Police and probation services are equipped to manage Anjem Choudary following his release from prison, Theresa May has said.
The prime minister said authorities have a range of powers to supervise the preacher in the community.
Choudary, who was convicted of inviting support for Islamic State, also known as Daesh, is expected to leave prison on Friday.
Asked about the case at a press conference in Brussels, Mrs May said: “On the question of Anjem Choudary, obviously he’s an extremist preacher.
“He pledged his allegiance to Daesh. He was convicted of inviting support for them.”
She added: “If and when any terrorist offender is released, well-rehearsed plans are put in place to keep the public safe.
“The police, the prison, the probation service and other agencies have a range of powers available to them.
“They also have significant experience in dealing with such offenders.
“This includes the setting of strict licence conditions, such as restrictions on movement and internet access and stringent curfews, the breach of which could result in immediate recall to prison.”
Choudary, 51, is due for automatic release after reaching the halfway point of a five-and-a-half-year sentence handed down in 2016, when time spent on remand is taken into account.
Once a leading figure in the now banned group al-Muhajiroun, the former solicitor had stayed on the right side of the law for years.
For the rest of the sentence period he will be subject to a strict supervision regime.
Police and MI5 are expected to be among a host of agencies involved in monitoring him in the community.
It is thought he will initially be placed in a probation hostel following his release and will have to comply with more than 20 licence conditions.
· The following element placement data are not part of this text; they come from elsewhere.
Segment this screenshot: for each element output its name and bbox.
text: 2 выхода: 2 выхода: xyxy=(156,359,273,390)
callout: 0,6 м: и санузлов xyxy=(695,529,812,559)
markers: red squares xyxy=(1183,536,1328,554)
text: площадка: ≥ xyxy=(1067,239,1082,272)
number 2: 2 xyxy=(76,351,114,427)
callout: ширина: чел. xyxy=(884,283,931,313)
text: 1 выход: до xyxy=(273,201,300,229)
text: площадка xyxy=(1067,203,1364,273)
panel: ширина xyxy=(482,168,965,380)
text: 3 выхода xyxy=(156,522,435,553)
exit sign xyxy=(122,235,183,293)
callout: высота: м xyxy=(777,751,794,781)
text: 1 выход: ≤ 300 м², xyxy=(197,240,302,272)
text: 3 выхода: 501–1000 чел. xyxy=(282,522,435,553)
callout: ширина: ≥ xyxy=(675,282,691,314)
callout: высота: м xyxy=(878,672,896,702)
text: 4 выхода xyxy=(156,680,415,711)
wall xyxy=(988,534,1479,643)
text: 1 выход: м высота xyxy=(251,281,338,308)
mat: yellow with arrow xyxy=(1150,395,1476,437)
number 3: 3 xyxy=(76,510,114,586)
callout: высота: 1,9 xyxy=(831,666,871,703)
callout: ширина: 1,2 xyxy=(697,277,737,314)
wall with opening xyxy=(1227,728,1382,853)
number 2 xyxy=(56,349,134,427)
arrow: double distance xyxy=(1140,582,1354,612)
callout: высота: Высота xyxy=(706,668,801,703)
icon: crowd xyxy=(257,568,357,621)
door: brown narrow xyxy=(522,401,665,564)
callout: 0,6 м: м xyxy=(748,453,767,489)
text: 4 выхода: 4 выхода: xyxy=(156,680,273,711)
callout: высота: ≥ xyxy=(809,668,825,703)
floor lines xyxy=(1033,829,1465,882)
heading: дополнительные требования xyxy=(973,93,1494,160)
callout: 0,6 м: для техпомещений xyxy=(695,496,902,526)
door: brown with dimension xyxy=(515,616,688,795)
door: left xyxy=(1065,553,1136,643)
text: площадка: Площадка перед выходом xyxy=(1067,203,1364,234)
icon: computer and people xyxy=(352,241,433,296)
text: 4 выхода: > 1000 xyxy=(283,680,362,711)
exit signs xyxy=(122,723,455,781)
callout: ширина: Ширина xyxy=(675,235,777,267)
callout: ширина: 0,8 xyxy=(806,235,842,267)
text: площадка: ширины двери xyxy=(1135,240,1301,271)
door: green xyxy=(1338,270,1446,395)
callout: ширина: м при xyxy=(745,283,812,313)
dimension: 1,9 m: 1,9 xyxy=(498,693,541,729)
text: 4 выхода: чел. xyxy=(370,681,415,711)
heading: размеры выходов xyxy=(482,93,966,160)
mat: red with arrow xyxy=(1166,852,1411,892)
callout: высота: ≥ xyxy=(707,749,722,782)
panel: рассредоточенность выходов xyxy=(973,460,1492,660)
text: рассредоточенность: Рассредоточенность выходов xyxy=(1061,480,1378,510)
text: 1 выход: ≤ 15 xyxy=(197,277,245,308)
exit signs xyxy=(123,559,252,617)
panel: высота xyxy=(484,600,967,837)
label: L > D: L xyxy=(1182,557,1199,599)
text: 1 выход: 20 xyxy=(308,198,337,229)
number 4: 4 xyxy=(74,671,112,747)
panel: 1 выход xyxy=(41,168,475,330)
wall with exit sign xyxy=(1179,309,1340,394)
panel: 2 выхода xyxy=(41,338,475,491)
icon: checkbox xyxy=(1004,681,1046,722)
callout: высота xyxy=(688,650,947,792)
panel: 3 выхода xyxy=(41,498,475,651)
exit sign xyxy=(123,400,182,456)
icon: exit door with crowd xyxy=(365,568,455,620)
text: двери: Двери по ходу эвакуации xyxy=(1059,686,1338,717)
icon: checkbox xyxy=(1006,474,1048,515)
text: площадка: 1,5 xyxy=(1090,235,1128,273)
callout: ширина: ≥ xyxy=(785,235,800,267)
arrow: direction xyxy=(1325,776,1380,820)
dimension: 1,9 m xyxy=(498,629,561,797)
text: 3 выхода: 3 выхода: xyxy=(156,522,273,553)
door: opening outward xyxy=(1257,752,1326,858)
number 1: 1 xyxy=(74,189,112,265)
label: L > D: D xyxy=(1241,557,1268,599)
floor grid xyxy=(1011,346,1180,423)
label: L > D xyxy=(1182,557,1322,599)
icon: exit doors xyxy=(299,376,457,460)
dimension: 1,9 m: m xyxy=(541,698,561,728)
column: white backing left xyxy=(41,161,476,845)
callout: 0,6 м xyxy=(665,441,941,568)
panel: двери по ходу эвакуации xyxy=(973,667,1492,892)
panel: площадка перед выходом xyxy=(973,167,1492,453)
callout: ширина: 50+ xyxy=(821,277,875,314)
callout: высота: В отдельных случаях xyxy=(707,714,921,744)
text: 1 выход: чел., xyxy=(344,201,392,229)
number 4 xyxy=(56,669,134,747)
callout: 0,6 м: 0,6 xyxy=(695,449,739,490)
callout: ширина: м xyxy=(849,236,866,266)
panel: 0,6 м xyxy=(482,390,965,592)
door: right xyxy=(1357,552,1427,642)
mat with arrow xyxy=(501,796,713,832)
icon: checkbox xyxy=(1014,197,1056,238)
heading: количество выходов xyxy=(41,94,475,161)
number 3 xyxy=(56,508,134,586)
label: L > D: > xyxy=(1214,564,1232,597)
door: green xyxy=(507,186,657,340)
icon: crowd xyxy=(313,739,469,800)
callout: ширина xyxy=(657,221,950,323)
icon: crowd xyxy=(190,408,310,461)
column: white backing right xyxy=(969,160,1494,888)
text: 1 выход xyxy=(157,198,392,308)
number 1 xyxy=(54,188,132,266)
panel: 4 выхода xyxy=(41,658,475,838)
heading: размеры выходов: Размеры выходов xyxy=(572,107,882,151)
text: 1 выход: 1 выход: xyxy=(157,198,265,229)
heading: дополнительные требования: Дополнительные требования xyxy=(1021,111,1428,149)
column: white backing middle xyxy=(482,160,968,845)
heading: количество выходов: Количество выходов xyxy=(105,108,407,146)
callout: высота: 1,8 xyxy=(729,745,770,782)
There are a number of standard requirements including maintaining good behaviour, receiving visits from and keeping in contact with his supervising probation officer and not travelling outside the UK without prior permission.
In addition, Choudary will be subject to a bespoke package of further measures while on licence.
These are expected to include electronic tagging; a night-time curfew; requirements to stay within a set area and only attend pre-approved mosques; a ban on contacting individuals who he knows or believes to have been charged with or convicted of extremist-related offences without prior approval, and restrictions relating to internet use and mobile device ownership.
Any breach of licence conditions could result in immediate return to custody.
Choudary, from Ilford, east London, will be supervised under a system known as multi-agency public protection arrangements (Mappa).
In a separate measure, his name has been added to a UN sanctions list, which means he is subject to an assets freeze and travel ban.
The plan for his release is regarded as highly sensitive and no official confirmation of the precise timing or location has been given.
A Ministry of Justice spokesman said: “We do not comment on individuals.”
Prisons Minister Rory Stewart has previously said Choudary will be watched “very, very carefully”.
Last week, Security Minister Ben Wallace said: “We are alert to the threat people like him pose and we will make sure we do what steps we need to mitigate it.”